Sunday, 23 August 2009

Timing


'Everyone on earth has a treasure that awaits him,' his heart said. 'We, people's hearts, seldom say much about those treasures, because people no longer want to go in search of them. We speak of them only to children. Later, we simply let life proceed in its own direction towards its own fate. But unfortunately, very few follow the path laid out for them - the path to their destinies, and to happiness. Most people see the world as a threatening place, and because they do, they world turns out, indeed, to be a threatening place.'

From The Alchemist, Paulo Coelho



I talked about this a little yesterday, our beliefs manifesting themselves as realities. I remember when I first read this book, The Alchemist, many years ago, I was largely untouched by it. But when I came back to it a few years later, it made far more sense and it spoke to a different part of me that I had not been previously open to. I think sometimes we need to trust that things happen when they are meant to happen. The timing may not make sense till many years later but one day, we will be able to look back on both the good times and the bad and see our experiences cushioned in a greater framework; a larger narrative.

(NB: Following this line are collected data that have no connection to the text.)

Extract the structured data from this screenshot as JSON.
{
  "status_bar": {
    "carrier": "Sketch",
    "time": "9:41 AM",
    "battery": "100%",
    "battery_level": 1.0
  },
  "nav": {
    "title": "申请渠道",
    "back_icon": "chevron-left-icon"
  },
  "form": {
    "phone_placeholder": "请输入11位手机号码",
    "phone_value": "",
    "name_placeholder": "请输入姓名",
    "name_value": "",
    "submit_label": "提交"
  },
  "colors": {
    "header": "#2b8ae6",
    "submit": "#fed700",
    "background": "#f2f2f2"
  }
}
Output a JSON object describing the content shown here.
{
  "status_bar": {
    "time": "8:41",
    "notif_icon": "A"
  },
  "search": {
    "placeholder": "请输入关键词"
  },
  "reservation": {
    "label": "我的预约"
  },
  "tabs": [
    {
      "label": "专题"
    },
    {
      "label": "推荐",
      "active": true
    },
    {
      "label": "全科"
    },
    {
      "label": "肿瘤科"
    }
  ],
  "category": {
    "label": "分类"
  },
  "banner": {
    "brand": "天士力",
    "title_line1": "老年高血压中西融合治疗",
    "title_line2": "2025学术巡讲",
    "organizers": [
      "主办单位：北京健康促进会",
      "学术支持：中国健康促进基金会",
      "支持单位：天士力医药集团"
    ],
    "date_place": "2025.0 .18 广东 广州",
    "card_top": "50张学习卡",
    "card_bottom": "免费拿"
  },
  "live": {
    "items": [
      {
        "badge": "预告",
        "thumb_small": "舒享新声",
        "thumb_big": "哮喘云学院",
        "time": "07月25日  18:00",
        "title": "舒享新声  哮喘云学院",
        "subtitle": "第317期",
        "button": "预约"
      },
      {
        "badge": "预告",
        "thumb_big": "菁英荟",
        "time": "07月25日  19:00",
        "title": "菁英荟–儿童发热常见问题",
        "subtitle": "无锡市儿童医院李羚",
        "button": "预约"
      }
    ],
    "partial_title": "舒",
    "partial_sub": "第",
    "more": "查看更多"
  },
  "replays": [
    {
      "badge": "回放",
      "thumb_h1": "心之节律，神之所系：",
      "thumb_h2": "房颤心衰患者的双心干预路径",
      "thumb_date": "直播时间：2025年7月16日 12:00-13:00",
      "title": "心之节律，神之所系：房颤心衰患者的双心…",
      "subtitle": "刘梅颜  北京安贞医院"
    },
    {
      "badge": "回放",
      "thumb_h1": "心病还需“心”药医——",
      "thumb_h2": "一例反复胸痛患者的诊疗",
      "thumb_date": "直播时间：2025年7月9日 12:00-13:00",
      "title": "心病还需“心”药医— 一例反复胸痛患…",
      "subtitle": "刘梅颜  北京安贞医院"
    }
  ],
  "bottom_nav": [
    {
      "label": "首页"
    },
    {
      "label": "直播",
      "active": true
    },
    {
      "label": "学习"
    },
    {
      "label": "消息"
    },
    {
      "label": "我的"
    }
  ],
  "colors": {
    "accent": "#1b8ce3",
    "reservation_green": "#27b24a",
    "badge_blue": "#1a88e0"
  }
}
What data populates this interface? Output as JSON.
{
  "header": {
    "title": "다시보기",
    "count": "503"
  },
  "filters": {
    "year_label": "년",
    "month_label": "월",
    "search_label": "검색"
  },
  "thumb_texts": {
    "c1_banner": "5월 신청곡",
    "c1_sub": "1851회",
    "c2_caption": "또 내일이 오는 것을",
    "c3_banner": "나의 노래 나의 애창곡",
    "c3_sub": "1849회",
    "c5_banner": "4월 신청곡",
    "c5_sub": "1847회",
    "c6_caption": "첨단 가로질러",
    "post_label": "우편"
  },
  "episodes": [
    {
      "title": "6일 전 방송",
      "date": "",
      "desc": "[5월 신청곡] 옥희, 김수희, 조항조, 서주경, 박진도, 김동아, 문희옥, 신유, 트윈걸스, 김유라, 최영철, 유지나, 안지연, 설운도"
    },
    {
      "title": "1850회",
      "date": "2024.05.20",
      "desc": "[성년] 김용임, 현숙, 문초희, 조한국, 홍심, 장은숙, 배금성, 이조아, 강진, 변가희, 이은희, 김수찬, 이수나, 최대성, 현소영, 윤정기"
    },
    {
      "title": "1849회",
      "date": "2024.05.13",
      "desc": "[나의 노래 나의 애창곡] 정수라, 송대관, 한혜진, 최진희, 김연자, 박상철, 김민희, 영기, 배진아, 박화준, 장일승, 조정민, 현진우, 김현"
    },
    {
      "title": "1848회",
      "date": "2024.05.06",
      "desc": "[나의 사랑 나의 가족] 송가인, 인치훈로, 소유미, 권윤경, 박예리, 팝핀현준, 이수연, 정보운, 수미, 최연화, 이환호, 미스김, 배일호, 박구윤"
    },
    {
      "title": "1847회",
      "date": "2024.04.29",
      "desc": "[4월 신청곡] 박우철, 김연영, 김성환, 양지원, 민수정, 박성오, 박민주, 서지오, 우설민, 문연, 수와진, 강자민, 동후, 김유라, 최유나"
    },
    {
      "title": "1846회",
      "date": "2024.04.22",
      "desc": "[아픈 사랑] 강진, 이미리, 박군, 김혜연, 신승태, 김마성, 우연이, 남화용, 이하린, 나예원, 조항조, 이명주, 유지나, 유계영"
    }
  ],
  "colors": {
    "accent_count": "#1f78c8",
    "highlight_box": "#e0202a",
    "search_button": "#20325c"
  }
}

There have been so many times over the past few years when I've thought about my insomnia and asked the questions Why me? Why now? I still don't know the answer to this, but I'm closer than I was to it a year ago. And I hope that another year from now, I will be closer still to understanding why this has been a good time for me to not sleep. It sounds strange, because can there ever be a "good time" to not sleep? Ask me in the middle of a bad patch and I'll most likely say no, but when I emerge from a long, dark tunnel and feel a stronger person, something in me says yes, I needed this. Somehow, I really did.